Pessoa na pessoa de Alberto Caeiro
Quando, em 2007, completei 50 anos, fiz uma festa tendo a poesia como mote. O Brasil à época, embora com suas desigualdades históricas, era um país não dividido pelo ódio, não governado pela violência, e ainda se podia comemorar. Montei uma tenda, inspirado no Museu da Língua Portuguesa, onde as pessoas sopravam pequenos canos e versos eram projetados nas paredes, e os poemas se formavam em letras que dançavam no ar.

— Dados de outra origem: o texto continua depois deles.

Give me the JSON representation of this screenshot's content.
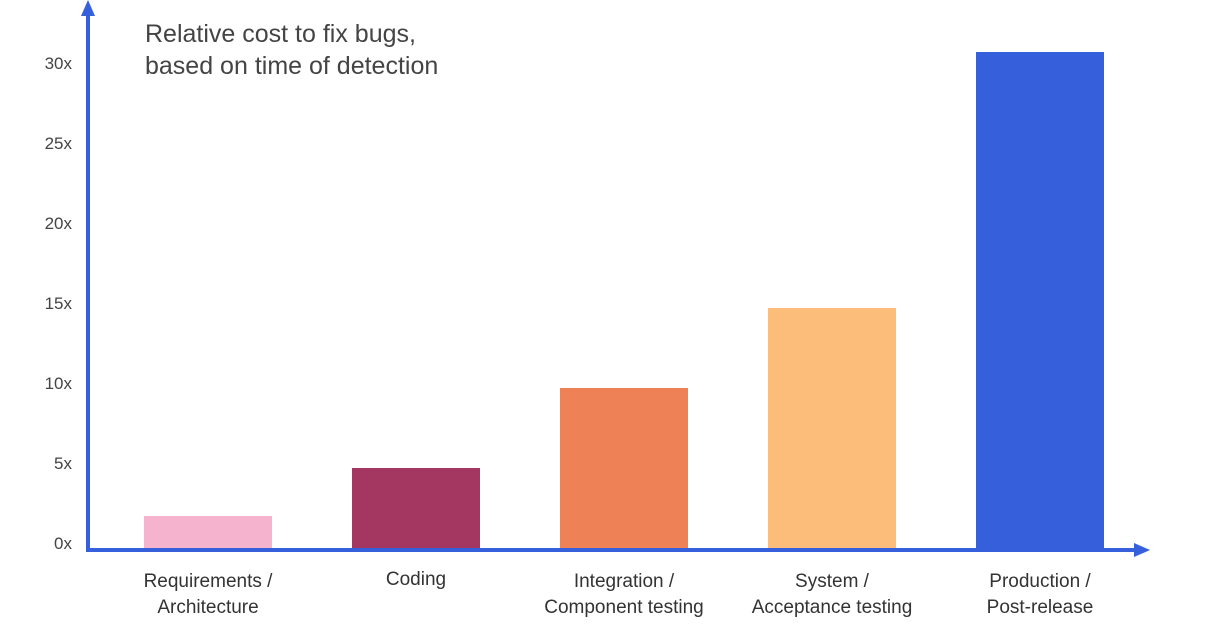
{
  "chart_data": {
    "type": "bar",
    "title": "Relative cost to fix bugs, based on time of detection",
    "title_lines": [
      "Relative cost to fix bugs,",
      "based on time of detection"
    ],
    "xlabel": "",
    "ylabel": "",
    "categories": [
      "Requirements / Architecture",
      "Coding",
      "Integration / Component testing",
      "System / Acceptance testing",
      "Production / Post-release"
    ],
    "category_lines": [
      [
        "Requirements /",
        "Architecture"
      ],
      [
        "Coding",
        ""
      ],
      [
        "Integration /",
        "Component testing"
      ],
      [
        "System /",
        "Acceptance testing"
      ],
      [
        "Production /",
        "Post-release"
      ]
    ],
    "values": [
      2,
      5,
      10,
      15,
      31
    ],
    "colors": [
      "#F5B3CD",
      "#A33762",
      "#EE8156",
      "#FBBD79",
      "#3660DB"
    ],
    "yticks": [
      "0x",
      "5x",
      "10x",
      "15x",
      "20x",
      "25x",
      "30x"
    ],
    "ytick_values": [
      0,
      5,
      10,
      15,
      20,
      25,
      30
    ],
    "ylim": [
      0,
      32
    ],
    "grid": false,
    "legend": null,
    "axis_color": "#3660DB"
  }
}
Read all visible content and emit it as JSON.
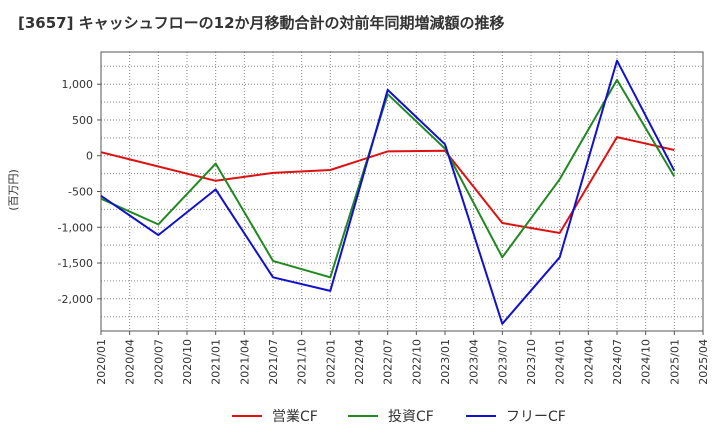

Contratei uma professora de literatura que fez uma pesquisa em todos os sebos de Belo Horizonte e encontrou 670 livros de poesia. Eu me dei de presente 500 deles. A poesia sempre habitou a minha vida. No meu convite para a festa, que era um livro com poesias selecionadas por mim, escrevi:
“A poesia é um dique para não transbordarmos,
uma pá para recolhermos os escombros,
um sonho para as noites em desvario,
um disfarce para sermos o fingidor,
um mote para distrair-nos do eterno,
ou simplesmente a companheira de todas
as horas.”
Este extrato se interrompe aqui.